Back then, they felt that if someone was never melancholy (or never admitted to it), it probably meant they never actually thought about anything -- at least, not anything important.
:::Looks about at our culture's obession with celebraty weddings and break-ups:::
They were probably right.
But I was just reacting to the lit-crit notion that melancholy and depression were two different things -- that when Shakespeare wrote: When in disgrace with fortune and men's eyes/I all alone beweep my outcast state he was "just" following some poetic convention, and he didn't really feel that bad (even though he was dealing with the death of his son -- just because childhood death was more common, doesn't mean it was any less painful, emotionally).
At a slight tangent
Date: 2007-02-28 12:11 am (UTC)I agree with you that human emotions don't appear to have changed much but our interpretations of the meanings of those emotions has demonstrably altered hugely within recorded history.

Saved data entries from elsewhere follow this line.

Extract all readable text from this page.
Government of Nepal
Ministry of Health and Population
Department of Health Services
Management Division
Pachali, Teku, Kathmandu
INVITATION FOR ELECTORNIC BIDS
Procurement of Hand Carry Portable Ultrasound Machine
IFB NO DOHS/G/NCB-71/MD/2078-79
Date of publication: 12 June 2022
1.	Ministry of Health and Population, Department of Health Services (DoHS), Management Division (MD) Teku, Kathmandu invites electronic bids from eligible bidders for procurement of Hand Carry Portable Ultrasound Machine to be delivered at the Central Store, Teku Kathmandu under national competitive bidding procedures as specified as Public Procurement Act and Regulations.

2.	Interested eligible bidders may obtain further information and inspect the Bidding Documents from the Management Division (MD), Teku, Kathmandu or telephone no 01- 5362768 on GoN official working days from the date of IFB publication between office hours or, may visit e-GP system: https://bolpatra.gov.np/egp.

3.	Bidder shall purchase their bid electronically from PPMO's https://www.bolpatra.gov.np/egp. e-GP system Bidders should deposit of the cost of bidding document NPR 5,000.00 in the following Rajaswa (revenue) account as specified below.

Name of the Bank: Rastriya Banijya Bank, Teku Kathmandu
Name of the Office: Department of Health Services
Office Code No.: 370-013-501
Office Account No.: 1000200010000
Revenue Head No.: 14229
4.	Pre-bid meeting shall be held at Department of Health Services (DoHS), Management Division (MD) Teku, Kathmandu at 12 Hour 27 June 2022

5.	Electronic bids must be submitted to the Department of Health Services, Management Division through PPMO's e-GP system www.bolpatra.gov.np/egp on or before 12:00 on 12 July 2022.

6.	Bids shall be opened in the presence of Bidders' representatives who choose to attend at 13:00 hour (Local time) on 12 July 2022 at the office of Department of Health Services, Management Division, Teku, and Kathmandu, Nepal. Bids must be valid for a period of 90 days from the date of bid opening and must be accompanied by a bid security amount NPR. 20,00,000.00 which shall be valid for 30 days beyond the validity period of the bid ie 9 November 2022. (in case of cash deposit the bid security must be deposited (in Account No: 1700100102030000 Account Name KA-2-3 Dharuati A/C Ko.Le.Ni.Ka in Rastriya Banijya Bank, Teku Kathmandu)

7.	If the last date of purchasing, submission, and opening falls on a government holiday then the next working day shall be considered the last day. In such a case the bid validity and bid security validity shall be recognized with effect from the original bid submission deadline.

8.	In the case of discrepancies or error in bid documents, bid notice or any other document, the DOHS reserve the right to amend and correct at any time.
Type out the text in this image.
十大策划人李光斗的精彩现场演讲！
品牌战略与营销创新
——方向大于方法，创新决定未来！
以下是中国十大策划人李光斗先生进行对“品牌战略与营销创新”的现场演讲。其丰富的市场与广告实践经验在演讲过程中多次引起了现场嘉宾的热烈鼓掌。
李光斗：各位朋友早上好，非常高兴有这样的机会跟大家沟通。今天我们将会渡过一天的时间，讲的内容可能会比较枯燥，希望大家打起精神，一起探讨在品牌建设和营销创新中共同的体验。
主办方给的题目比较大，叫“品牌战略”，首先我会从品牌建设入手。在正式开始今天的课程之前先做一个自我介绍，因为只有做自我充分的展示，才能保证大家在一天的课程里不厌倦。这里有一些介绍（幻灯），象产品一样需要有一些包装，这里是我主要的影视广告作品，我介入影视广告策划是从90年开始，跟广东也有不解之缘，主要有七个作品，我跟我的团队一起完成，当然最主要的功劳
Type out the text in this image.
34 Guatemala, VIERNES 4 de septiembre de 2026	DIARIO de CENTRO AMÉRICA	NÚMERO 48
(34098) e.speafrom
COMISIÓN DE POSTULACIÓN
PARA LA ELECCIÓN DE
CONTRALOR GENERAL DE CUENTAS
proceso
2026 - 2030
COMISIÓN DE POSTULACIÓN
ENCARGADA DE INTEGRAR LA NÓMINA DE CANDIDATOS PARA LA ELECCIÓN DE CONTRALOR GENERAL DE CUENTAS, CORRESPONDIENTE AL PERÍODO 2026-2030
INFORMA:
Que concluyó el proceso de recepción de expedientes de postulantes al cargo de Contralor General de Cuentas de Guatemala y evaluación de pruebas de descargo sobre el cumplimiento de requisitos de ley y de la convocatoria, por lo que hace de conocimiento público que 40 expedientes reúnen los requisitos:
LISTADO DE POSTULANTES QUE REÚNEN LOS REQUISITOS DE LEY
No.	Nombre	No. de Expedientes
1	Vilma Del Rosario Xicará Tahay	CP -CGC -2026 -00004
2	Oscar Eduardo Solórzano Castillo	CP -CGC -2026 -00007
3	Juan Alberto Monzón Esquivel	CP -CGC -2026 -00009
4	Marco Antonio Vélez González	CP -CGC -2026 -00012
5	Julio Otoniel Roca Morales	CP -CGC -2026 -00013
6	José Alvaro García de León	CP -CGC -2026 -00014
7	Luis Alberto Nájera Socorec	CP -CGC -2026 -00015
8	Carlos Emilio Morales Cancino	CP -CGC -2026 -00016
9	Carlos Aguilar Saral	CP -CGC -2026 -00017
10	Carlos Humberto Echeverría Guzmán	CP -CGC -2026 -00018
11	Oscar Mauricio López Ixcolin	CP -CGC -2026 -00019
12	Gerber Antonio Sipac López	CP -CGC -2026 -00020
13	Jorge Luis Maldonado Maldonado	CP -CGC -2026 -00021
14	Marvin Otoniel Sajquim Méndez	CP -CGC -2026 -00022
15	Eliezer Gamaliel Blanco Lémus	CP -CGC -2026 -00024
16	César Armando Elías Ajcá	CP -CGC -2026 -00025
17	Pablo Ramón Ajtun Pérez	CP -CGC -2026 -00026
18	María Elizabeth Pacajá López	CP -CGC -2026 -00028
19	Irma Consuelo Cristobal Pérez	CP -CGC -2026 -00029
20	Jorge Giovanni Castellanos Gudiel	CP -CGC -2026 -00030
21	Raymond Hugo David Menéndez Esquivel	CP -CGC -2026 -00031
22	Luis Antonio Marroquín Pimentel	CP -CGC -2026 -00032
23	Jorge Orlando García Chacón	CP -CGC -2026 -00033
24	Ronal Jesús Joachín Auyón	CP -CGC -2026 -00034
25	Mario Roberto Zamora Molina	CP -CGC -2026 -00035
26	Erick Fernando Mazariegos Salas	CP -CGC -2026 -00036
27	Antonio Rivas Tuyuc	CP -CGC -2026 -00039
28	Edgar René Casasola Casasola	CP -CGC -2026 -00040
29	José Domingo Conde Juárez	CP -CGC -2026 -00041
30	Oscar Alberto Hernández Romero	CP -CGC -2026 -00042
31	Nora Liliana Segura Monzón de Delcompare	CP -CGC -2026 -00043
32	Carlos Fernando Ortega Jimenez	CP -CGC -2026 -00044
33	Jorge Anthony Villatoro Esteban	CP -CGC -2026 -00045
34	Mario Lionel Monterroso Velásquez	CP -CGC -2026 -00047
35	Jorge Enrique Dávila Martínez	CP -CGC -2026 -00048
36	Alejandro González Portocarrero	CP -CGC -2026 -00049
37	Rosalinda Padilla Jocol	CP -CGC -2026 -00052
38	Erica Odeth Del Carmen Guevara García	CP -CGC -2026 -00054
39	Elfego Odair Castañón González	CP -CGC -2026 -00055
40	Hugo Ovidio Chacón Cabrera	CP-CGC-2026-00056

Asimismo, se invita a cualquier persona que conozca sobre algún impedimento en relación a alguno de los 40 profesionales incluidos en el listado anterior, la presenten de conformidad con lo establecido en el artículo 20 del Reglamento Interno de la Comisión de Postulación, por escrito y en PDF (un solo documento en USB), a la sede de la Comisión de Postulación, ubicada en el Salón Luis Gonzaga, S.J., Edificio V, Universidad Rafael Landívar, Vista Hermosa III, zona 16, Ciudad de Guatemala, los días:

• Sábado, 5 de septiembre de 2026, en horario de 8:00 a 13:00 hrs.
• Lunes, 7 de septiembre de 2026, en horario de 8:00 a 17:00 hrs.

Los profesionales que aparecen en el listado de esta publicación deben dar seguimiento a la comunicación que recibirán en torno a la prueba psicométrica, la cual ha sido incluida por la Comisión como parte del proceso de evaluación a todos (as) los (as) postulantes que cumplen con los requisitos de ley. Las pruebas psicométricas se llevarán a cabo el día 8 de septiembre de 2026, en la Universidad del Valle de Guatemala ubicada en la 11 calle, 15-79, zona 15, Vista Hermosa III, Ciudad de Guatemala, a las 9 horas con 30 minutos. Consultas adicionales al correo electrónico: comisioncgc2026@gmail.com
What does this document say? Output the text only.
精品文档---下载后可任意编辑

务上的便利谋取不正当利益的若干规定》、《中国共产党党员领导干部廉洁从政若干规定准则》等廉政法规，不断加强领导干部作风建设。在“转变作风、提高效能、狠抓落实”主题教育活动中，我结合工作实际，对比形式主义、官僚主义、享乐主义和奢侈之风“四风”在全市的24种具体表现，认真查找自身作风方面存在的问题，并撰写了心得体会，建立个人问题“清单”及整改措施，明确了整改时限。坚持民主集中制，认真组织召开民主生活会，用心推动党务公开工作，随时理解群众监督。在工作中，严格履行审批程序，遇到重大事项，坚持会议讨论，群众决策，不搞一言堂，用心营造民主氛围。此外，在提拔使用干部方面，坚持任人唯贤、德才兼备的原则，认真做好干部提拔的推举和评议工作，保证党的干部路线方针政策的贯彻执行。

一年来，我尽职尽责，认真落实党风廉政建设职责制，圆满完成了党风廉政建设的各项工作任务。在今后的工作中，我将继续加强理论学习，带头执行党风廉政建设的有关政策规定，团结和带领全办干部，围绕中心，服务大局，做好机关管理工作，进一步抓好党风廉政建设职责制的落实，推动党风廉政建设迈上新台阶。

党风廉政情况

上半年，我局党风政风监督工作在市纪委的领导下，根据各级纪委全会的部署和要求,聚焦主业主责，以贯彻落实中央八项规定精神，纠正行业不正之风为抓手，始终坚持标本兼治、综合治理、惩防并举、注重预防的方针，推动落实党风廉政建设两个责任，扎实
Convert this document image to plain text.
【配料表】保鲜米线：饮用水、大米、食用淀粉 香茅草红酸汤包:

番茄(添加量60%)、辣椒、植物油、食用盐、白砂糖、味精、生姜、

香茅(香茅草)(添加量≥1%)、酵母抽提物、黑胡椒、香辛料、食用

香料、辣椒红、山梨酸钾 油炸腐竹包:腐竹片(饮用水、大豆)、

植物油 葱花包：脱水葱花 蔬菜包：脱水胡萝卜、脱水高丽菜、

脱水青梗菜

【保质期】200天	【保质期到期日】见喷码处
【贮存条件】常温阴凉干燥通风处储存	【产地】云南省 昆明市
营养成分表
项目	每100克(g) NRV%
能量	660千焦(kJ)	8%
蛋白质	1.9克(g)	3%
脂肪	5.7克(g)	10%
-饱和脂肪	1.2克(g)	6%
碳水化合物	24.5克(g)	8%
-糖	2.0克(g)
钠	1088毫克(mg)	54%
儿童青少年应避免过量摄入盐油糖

Shakespeare wrote: When in disgrace with fortune and men's eyes/I all alone beweep my outcast state
I can believe that a parent socialised in a society in which infant death is common would interpret their feelings differently from a parent socialised in a society in which infant death is rare. It is, for example, more likely that the first parent will have at least second hand experience of that particular sort of grief and the variety of coping strategies comonly used in that society. Someone who believes their child died in an accident or of disease as a punishment from God/the Gods on the family, and who is judged by their society accordingly, is likely to react very differently to someone who believes the death was a chance occurence and receives indifference or even support from their community. I wouldn't argue that the degree of grief would be different but the reaction to that grief could be extremely different.
Shakespeare followed many poetic conventions. The difference between a great poem which follows poetic conventions and an average poem which follows poetic conventions is in the poet's ability to invest those conventions with an reality which readers find accessible, identifiable and sympathetic. Shakespeare was always a populist.